Tyrone Steele, deputy legal director of JUSTICE, said: “Entering the criminal justice system is life-changing in all the wrong ways.

“Providing and strengthening real routes away from crime – from better access to mental health and addiction services, to housing and employment – would help to reverse the worrying trend of increases in those entering the criminal justice system for the first time, including children.”

Across England and Wales, around 63,700 first-time offenders were convicted in 2023, representing 22 per cent of all criminals. This was similar to the year before, but up significantly from 14 per cent in 2013.

A further 21,900 were handed a caution last year.

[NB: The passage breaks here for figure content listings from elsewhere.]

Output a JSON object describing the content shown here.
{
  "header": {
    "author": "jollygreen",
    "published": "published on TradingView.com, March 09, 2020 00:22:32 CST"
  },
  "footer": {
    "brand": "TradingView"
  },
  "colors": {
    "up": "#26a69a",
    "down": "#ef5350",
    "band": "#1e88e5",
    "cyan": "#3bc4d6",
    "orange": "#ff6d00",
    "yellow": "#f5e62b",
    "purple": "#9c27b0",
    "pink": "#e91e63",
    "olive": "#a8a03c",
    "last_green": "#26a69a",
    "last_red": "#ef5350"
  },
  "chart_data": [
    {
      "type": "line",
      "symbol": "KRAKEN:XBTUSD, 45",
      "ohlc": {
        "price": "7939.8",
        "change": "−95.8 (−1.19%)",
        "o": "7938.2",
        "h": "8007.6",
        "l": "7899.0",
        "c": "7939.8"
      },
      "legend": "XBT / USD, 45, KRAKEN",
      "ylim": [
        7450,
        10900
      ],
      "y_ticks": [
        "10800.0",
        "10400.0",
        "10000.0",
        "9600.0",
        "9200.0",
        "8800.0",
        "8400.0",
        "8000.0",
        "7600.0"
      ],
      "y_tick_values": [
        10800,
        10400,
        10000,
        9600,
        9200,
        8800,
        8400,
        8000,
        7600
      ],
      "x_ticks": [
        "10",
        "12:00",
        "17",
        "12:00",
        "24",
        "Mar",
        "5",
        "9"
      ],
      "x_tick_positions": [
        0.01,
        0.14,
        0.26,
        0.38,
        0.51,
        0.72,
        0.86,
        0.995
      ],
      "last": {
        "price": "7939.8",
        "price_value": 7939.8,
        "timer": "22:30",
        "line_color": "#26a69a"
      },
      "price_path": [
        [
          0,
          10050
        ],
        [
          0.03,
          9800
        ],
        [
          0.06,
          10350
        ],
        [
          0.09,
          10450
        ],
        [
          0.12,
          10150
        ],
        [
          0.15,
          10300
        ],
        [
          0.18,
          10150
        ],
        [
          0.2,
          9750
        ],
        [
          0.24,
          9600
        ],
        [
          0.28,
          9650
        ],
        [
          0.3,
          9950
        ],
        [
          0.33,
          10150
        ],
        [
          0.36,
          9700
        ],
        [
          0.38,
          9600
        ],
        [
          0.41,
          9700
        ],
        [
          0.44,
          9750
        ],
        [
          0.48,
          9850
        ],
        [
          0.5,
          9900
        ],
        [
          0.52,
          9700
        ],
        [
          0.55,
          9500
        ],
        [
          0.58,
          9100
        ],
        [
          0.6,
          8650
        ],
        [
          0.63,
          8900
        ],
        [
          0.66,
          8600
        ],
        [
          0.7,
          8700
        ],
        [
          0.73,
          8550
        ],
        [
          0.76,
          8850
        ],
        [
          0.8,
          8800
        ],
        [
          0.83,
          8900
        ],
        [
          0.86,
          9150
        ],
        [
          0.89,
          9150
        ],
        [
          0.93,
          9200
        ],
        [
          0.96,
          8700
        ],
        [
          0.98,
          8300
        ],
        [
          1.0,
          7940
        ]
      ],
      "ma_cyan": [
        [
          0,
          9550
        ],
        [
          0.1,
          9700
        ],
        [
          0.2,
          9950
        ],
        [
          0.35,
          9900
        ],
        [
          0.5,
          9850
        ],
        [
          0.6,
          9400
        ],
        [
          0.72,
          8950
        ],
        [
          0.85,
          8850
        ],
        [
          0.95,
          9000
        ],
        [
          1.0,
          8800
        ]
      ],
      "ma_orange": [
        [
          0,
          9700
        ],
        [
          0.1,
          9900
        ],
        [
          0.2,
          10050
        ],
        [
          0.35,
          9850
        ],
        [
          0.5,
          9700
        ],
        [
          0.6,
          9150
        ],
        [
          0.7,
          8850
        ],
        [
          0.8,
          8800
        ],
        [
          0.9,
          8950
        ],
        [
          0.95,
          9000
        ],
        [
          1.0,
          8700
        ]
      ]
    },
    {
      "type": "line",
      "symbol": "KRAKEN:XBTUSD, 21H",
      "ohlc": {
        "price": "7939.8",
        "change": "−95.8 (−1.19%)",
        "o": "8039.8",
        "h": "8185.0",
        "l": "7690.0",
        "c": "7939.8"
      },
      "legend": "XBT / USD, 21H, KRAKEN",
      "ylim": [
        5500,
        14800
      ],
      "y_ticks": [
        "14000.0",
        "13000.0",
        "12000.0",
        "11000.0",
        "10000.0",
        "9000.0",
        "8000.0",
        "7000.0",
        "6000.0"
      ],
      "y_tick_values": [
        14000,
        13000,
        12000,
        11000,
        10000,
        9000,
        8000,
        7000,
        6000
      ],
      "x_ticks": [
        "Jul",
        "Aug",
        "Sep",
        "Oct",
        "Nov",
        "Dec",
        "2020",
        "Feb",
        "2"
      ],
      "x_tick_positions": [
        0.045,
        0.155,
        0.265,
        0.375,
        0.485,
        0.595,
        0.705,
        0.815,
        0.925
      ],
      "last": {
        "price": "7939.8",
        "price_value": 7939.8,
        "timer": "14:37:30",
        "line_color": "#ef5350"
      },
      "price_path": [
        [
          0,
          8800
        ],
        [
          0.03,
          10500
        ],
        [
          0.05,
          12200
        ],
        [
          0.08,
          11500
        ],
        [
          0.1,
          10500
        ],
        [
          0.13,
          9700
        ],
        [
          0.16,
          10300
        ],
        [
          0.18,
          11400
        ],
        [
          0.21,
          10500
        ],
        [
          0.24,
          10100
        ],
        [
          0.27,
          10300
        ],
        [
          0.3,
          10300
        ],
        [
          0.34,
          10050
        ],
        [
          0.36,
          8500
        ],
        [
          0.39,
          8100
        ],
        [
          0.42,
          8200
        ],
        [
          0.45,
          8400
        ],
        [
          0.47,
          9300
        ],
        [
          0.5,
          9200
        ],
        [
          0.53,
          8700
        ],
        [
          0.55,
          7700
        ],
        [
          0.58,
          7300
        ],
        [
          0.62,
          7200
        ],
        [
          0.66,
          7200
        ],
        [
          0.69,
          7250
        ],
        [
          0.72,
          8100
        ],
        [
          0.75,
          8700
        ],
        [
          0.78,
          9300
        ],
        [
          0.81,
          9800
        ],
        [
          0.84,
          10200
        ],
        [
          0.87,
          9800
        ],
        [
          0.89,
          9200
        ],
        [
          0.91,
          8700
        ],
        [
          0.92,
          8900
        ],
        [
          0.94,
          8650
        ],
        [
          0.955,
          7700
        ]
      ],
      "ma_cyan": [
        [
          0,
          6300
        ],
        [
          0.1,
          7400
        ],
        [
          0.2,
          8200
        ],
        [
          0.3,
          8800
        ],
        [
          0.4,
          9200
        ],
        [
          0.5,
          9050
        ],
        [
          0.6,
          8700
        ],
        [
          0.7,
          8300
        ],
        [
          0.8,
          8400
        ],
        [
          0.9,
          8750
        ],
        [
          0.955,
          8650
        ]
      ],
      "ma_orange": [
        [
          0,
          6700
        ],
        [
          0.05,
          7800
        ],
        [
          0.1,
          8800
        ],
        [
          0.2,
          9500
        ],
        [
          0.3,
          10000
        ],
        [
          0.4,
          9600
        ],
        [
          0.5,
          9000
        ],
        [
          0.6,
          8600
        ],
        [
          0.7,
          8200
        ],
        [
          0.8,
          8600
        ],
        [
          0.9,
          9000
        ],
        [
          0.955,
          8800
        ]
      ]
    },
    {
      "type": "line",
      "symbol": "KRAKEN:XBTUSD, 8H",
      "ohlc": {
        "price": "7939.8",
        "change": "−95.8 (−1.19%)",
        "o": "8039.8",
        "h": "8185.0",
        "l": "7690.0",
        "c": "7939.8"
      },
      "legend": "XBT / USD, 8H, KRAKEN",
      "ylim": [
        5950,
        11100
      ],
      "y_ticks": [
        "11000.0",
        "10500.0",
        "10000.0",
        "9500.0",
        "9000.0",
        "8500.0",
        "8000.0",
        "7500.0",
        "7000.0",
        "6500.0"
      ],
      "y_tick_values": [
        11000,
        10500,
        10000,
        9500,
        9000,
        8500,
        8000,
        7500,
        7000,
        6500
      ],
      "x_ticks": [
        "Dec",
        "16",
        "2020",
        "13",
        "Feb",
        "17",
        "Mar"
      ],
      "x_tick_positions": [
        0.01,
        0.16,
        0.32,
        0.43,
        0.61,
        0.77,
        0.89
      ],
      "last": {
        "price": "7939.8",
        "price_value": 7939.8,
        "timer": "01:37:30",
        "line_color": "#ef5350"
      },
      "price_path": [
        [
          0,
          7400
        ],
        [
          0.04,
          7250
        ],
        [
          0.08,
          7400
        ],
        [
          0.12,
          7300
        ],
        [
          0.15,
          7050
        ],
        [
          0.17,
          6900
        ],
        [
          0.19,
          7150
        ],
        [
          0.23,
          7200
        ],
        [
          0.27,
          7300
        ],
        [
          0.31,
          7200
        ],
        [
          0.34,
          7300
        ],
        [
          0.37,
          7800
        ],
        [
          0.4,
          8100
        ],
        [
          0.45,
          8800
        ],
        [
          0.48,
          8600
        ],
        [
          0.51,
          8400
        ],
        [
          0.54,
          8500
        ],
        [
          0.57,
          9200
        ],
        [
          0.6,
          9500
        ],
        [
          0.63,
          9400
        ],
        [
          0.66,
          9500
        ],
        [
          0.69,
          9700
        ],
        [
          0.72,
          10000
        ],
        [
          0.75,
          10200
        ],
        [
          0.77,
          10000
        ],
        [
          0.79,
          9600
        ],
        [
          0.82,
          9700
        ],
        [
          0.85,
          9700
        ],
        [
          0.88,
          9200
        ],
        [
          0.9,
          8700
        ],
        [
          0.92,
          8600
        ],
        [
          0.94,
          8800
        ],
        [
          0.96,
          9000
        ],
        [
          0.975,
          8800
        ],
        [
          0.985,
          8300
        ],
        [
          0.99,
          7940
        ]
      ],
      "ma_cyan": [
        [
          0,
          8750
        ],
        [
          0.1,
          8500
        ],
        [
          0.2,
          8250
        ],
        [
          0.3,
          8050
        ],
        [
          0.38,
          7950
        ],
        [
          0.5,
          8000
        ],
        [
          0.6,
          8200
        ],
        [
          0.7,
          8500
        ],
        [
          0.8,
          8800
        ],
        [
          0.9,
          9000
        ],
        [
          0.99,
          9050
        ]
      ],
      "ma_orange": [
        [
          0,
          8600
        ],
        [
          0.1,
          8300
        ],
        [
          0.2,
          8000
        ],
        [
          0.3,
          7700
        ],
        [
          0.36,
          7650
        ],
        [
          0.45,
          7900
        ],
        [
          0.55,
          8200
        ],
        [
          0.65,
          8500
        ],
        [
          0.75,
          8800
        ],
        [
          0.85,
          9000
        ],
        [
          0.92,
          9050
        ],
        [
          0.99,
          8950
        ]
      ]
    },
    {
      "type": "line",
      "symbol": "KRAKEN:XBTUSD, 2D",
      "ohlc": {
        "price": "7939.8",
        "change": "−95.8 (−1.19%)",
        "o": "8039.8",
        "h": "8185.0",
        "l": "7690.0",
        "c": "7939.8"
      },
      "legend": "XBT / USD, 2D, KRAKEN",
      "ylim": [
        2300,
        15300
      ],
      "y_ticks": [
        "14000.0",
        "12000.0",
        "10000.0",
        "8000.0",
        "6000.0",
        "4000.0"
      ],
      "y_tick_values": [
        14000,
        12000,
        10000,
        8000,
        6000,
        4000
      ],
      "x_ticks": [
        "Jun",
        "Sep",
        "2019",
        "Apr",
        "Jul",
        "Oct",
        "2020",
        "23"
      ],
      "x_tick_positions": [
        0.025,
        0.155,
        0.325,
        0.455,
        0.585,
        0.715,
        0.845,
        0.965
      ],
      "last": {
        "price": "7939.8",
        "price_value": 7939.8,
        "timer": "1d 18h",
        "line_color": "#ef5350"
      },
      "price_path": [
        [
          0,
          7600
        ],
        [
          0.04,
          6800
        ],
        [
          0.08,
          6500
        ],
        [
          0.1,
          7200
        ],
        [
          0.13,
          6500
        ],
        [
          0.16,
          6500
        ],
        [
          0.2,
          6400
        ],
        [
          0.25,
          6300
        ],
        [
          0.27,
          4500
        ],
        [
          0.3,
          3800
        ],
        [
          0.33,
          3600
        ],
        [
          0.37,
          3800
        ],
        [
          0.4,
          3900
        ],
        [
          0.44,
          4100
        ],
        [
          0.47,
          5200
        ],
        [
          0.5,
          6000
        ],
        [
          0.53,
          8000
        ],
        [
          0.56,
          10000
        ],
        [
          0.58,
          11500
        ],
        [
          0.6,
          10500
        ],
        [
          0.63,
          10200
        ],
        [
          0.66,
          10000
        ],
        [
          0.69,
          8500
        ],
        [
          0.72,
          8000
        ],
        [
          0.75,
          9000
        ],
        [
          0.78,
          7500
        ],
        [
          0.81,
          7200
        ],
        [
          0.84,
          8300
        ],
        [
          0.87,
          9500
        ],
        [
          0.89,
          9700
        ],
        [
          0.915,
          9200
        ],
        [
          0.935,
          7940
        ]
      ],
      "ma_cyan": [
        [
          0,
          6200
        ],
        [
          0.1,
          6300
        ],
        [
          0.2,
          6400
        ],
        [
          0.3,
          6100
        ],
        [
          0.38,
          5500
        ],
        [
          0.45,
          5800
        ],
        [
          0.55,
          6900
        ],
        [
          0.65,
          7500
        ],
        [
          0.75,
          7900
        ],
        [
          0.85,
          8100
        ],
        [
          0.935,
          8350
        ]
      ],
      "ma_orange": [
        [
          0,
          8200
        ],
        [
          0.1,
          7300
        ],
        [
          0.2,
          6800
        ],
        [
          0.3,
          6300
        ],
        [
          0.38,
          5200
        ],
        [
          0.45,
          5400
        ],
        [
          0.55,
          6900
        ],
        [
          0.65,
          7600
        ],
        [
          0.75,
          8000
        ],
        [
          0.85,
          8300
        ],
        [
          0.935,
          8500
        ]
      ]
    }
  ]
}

In the West Midlands, 28 per cent of those who were convicted for the first time received a community sentence, while 16 per cent were sent to prison.

Campbell Robb, chief executive of social justice charity Nacro, said: “Much of the conversation on reducing crime focuses on prison and increasing sentencing despite the evidence showing that increasing the length of a prison sentences is not an effective deterrent.

“Even a short sentence can mean people lose their jobs, homes and custody of their children, making it harder to build a crime-free life afterwards.

“And the evidence shows that short prison sentences are less effective at preventing further crime than sentences served in the community.”

In the West Midlands, first-time offenders convicted of an indictable offence were most often convicted for violence against the person – 19 per cent. In contrast, the most common offence for those with a criminal past was theft, at 34 per cent.

The Home Office and the Ministry of Justice were both approached for comment.